A Hitchhiker's Guide to Modern Object Detection: A deep learning journey since 2012
Submitted by Karanbir Chahal (@karanchahal) on Friday, 30 March 2018
The ability to detect objects in images has captured the world’s imagination. One can make a decent case that this application is the poster child of deep learning. What really put it on the map.
But few people really understands how computers have begun to detect these objects in images with a high accuracy. Which is surprising since it is the backbone of the tech powering self driving cars, drones and so many other vision related tasks. This talk aims to go through the history of object detection all the way from 2012 to present day.
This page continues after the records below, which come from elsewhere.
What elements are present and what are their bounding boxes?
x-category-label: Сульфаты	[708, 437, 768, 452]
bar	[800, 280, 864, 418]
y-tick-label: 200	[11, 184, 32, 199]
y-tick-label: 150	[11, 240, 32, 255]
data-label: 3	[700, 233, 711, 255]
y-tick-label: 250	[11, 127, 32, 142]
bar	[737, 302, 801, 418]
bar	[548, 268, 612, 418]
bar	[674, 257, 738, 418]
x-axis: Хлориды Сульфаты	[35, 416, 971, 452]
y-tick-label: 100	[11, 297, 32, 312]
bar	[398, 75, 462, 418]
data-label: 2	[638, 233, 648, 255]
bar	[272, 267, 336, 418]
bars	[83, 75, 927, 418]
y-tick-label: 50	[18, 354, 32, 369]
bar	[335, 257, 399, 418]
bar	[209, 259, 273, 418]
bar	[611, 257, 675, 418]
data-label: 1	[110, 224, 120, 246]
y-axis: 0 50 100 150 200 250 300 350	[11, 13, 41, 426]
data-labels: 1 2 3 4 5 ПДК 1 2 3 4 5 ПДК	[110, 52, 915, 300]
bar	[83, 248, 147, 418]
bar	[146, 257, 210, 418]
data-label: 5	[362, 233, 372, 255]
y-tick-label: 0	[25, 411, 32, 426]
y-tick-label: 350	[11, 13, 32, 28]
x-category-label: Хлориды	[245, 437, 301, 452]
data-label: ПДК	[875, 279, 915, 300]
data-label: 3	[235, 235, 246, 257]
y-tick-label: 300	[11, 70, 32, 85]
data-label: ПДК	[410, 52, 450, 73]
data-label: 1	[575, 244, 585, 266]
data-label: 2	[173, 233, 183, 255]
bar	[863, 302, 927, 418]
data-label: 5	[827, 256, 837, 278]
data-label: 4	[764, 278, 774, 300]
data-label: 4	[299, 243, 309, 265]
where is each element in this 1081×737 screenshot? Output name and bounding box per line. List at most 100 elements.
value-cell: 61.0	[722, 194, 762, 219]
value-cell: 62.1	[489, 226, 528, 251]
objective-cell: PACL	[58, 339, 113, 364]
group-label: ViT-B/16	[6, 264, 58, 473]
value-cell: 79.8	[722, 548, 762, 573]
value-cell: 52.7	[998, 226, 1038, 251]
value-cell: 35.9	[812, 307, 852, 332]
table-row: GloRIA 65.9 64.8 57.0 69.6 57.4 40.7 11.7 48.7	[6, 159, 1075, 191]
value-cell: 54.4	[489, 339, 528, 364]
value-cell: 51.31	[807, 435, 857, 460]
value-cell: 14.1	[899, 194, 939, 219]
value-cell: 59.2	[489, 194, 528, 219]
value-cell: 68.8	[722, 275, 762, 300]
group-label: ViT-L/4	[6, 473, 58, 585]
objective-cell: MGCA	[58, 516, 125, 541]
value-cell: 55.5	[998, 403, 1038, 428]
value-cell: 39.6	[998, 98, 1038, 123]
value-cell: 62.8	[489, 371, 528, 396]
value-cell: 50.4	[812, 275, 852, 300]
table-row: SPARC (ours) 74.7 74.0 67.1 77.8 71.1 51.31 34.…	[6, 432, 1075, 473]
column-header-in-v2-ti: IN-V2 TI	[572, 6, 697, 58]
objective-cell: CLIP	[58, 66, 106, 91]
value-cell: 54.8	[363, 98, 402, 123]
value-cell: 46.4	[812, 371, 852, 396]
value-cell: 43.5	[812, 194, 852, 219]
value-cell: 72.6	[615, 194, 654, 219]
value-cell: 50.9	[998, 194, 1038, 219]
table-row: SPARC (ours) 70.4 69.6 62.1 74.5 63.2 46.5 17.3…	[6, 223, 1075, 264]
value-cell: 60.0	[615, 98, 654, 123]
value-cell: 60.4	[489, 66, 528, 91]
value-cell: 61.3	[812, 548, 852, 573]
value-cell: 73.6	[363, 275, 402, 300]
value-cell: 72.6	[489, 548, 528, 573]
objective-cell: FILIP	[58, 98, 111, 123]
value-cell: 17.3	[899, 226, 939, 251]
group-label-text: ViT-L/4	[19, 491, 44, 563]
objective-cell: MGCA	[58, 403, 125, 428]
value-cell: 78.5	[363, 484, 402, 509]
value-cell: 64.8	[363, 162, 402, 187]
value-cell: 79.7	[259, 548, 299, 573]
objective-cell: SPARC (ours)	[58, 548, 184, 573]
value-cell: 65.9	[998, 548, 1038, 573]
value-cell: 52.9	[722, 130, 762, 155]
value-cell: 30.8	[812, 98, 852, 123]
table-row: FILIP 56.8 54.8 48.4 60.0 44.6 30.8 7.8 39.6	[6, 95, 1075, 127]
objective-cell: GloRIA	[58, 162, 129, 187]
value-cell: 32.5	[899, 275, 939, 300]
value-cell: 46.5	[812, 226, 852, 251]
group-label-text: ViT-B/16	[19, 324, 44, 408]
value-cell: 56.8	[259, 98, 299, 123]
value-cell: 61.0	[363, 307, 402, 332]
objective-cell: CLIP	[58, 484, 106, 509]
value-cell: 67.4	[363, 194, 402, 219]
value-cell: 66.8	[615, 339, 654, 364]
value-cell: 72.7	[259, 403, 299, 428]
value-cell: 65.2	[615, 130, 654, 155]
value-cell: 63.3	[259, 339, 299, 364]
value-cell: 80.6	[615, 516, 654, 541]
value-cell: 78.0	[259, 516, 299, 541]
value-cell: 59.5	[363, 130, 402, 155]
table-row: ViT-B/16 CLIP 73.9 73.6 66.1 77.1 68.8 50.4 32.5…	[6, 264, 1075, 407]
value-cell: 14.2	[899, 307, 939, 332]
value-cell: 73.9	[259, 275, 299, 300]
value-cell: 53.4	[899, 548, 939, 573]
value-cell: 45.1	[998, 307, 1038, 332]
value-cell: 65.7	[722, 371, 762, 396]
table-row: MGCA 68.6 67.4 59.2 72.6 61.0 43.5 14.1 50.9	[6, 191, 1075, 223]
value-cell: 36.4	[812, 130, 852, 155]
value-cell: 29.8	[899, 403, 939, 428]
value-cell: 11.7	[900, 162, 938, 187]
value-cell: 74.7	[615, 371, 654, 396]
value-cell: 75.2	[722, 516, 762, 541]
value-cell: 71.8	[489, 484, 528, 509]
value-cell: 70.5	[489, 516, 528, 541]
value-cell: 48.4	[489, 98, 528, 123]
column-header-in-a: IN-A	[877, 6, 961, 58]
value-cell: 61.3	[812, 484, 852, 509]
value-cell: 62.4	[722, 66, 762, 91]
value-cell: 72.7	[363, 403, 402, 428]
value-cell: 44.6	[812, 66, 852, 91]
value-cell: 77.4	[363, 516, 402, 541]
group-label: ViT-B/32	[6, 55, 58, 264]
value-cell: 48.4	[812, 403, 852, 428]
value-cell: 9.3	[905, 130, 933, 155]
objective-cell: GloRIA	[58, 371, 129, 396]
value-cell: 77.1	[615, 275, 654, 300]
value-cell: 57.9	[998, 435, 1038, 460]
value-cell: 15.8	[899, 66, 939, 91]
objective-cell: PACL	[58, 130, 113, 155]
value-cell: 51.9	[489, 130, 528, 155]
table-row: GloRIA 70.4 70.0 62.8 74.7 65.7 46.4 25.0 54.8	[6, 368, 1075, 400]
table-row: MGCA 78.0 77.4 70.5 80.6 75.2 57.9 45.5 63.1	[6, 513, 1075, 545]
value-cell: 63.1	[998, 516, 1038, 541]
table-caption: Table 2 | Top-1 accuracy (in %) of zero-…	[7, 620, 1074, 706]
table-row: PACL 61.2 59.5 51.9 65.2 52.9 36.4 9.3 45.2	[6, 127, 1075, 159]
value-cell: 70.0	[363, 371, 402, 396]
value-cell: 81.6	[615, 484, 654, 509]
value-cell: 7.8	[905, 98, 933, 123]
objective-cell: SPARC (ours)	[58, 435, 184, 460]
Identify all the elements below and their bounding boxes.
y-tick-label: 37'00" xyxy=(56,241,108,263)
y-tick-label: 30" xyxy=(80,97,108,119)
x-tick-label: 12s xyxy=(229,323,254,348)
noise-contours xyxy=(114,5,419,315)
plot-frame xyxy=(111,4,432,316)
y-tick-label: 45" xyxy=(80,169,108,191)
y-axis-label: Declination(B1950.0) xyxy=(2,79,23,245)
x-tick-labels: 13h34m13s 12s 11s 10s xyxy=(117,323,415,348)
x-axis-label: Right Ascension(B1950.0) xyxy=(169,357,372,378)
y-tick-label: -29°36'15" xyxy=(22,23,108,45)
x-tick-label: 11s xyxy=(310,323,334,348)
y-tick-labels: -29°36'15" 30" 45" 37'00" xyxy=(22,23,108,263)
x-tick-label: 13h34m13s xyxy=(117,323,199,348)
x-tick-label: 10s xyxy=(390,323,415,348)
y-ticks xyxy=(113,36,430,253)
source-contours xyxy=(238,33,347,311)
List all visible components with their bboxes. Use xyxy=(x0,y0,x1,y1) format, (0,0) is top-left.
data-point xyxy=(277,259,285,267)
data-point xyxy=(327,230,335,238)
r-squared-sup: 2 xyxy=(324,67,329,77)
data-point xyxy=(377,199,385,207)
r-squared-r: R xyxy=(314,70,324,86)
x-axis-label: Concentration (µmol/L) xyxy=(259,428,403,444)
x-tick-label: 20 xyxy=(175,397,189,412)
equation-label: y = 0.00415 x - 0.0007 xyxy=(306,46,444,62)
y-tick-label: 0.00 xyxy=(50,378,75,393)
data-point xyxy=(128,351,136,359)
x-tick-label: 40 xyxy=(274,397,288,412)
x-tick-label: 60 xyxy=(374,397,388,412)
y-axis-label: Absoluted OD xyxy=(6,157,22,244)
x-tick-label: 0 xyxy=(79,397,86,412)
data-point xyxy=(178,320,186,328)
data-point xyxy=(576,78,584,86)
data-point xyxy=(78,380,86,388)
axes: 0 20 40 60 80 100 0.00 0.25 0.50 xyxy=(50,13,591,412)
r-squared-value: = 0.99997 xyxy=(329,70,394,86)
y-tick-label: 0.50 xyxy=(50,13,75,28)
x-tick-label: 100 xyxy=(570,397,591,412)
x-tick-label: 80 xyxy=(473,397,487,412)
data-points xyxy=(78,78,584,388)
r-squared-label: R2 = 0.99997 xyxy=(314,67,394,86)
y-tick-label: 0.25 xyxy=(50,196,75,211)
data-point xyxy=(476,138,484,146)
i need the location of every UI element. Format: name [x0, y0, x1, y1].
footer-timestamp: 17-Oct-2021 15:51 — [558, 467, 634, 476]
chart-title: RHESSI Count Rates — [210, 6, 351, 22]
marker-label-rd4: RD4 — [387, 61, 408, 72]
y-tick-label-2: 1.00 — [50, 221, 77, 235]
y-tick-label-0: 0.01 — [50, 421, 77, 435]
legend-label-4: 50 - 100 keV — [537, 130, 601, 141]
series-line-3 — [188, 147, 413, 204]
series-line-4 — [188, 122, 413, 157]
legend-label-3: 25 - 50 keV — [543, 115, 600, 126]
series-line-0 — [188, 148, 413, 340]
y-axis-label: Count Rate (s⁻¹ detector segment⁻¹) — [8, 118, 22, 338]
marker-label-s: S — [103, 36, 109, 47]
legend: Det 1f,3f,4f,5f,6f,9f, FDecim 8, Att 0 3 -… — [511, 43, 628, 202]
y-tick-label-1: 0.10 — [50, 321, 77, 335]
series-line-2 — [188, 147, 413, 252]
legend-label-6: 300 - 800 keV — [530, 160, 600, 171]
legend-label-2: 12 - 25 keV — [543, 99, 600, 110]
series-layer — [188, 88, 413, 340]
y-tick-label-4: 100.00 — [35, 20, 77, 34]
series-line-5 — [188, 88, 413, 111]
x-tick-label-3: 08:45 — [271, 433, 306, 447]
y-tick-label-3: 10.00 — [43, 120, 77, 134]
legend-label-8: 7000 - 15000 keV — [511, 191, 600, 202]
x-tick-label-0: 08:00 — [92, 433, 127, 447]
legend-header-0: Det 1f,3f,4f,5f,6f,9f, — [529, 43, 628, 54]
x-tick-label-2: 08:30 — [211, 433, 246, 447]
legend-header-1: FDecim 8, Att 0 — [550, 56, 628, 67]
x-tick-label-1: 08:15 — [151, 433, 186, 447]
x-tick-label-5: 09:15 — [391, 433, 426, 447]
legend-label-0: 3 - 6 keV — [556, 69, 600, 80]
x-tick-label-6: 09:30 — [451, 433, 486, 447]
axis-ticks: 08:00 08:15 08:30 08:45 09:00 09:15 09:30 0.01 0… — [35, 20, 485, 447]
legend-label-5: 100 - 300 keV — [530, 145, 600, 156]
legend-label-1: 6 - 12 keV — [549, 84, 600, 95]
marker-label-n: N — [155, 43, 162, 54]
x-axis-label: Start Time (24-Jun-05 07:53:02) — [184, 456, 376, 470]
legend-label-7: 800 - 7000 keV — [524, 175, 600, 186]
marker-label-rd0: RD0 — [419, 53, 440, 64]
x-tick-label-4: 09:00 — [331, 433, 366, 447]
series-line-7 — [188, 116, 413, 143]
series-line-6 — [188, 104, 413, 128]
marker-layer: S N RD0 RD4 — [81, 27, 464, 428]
It will focus on 2 types of algorithms, 2 step approaches (Faster R-CNN) and 1 step approches (Yolo, SSD) and culminate to what the state of the art is right now.
This talk intends to go into the internals of object detection focusing on what the transformations that an image goes through exaclty are. This information is not found easily on the open web as most explanations skimp over very important little details. The aim is that after the talk, the listener will be able to go home and implement these complex algorithms in a day or two on their own. The aim is for the listener to understand the internals of these systems in and out.
- Short explanation of convolutional and pooling layers and the concept of a feature map (short, assuming the listeners know about this)
- The 2 directions of how object detectors are made , the 2 step and the 1 step approach.
- Starting with the 2 Step Approach
- The problems with this approach
- Now onto the 1 step approaches, Yolo ,SSD (including the latest version of Yolo that came out in Feb)
- The problems with the 1 step approaches
- The multi scale problem, dealing with images of various scales and resolutions. (not explained well in current age blog posts). Will explain the FPN Model which solves these resolution/scale problems.
- The newest most promising approach, Retina Net, which tries to tackle both the problems of the first 2 approaches by using a novel loss function.
- Explain the intuition of the loss. And its implications.
- Code samples in Pytorch, try to get the intuition through easy to understand simple code.
- Resources from where people can find out more about this topic.
The participants must be aware of CNN’s and understand back propogation, gradients etc
They must have experience with a deep learning python framework like Tensorflow, Keras , Pytorch
I am a 21-year-old software engineer and a Computer Engineering graduate of Netaji Subhash Institute of Technology (NSIT) — a premier engineering institution in India. I am currently working as a software engineer at HSBC in Pune where I do work on interesting deep learning projects from time to time.
I have been very interested in learning deep learning since my second year in college. I have always tried to apply deep learning in my projects from college and in HSBC too.
I recently won the NIPS Paper Implementation Challenge 2017 and nurture.ai did a feature on me which you can read about here => https://medium.com/nurture-ai/karanbir-singh-chahal-implementing-ai-research-paper-for-the-first-time-72670b1763bc
I would be the best person to deliver this talk as I am currently writing a survey paper on modern object recognition and have been following object recognition for a while now. I have dived through the code of the best repositories on object detection and can confidently say that I know how each part of the various model works. Also I aim to provide code samples of how each part works , so one can actually apply the knowledge people have gained in this talk . I will make all code open source so that people can play with it. The biggest shortcoming of material on object recognition found online is that, it is very scattered and unless you dive into the code, there are a lot of unanswered questions. As I have some experience with the dirty little tricks and internals of object detectors, I would be a good person to explain all of it and not provide just a high level description of it.